Без смерти нет развития. Я нарисовал картину видосозидания, но не крушения. История трилобитов — это одновременно и история вымирания старого, и история появления нового. Такой «оборот видов» — жизнь после смерти после жизни — естественный процесс эволюционных изменений, и ученые обычно говорят о «фоновой смертности». Те, кто приспособлен лучше, сменяют тех, кто хуже; или виды, аллопатрически зародившиеся на краю ареала, замещают предковую форму, и происходит это, например, из-за того, что климат изменился и больше подошел «захватчикам». Жизнь всегда была делом запутанным, и что в биологии, что в судьбах человеческих никогда точно не знаешь, что стало причиной процветания: то ли удача, то ли добродетели. Может быть, за объективными ответами о причинности и случайности в истории стоит обратиться к трилобитам? Молекулы трилобитов, естественно, утрачены навсегда. Но сами трилобиты были слеплены из молекул, и эти слепки — следы молекулярной жизни — будут храниться в геологической летописи, пока не рассыплется камень.

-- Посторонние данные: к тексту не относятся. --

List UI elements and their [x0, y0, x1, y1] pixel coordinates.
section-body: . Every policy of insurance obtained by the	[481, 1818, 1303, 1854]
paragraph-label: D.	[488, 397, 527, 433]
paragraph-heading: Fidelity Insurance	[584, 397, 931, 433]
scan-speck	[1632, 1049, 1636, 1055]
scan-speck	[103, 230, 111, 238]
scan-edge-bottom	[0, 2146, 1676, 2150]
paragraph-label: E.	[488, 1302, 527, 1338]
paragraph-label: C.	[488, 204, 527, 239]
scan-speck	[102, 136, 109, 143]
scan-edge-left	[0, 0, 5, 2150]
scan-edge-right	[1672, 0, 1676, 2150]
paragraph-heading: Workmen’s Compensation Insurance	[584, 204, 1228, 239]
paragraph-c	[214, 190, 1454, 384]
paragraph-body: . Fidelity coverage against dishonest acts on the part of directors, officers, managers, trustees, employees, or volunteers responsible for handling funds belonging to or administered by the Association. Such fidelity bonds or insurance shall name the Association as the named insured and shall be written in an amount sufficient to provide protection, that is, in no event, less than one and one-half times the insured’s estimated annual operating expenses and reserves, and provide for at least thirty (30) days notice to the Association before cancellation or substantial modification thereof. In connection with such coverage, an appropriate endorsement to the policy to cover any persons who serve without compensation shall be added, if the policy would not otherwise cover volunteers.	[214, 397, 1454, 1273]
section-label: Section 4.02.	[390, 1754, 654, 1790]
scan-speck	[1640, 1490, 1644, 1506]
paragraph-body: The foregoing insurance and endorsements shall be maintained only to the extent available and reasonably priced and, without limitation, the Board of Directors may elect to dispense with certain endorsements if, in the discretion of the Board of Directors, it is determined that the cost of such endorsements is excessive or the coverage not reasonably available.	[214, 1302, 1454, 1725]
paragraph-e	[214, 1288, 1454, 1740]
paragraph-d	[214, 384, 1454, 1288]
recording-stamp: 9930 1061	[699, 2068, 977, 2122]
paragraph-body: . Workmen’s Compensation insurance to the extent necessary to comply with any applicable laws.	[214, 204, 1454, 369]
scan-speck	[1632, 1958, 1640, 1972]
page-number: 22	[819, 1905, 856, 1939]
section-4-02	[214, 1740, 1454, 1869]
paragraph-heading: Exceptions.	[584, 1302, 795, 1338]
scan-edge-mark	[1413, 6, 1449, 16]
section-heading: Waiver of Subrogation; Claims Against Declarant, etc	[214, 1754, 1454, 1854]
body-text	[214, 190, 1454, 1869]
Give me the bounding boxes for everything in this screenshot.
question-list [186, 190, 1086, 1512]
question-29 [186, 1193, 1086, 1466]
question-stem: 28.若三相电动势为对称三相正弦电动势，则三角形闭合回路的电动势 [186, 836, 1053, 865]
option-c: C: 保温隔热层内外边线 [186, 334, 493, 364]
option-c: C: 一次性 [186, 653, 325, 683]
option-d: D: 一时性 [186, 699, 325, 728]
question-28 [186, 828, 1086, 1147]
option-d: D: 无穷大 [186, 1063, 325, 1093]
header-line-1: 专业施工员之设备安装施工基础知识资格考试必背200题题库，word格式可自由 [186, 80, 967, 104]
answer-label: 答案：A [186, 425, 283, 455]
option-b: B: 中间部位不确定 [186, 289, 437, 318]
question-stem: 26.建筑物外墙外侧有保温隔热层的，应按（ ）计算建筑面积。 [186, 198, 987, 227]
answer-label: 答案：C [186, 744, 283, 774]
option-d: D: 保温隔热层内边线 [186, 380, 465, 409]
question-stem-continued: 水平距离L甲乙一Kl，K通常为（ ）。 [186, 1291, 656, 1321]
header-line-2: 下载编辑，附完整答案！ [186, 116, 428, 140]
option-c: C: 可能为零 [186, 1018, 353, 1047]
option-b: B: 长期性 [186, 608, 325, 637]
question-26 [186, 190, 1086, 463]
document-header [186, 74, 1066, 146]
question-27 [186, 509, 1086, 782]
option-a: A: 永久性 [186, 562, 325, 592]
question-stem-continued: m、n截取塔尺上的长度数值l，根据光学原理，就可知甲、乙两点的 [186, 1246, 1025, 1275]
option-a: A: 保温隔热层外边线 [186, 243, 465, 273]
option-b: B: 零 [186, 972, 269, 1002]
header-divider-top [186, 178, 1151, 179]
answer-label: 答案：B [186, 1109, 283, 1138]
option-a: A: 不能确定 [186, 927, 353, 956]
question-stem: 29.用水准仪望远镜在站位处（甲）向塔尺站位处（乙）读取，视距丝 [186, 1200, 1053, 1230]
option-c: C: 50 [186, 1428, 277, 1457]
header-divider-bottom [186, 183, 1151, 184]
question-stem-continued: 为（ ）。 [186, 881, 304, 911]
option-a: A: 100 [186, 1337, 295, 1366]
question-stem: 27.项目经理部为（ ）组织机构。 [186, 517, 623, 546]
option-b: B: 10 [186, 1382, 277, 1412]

По большому счету трилобиты не пришлись эволюции по душе: они вымерли, не оставив потомков. Когда современные батискафы исследовали глубины океана, я слабо надеялся, что в каком-нибудь темном уголке все еще обитает одинокий трилобит, и он донесет гордость палеозойских времен до эпохи громогласной рекламы; но надежды мои истаяли. Грустно, что биологам не досталось трилобитовой латимерии, не нашлось такого выжившего реликта, которому восхищенные биологи могли бы задать свои генетические вопросы. Все-таки три сотни миллионов лет…

Без смерти нет и нового. Вымирание или смерть вида — это неотъемлемая часть эволюционных изменений. Если бы не было вымирания, не было бы развития и процветания. Наша собственная история знает периоды, когда новые идеи терялись под гнетом идеологических догм, — периоды выхолощенного застоя, мешавшие новым идеям войти в жизнь. Раннее Средневековье в Западной Европе было самым статичным, самым застойным периодом. Так что сам факт, что одни виды трилобитов пачками заменялись другими на всем протяжении своей длинной истории, говорит только об их исключительной эволюционной активности.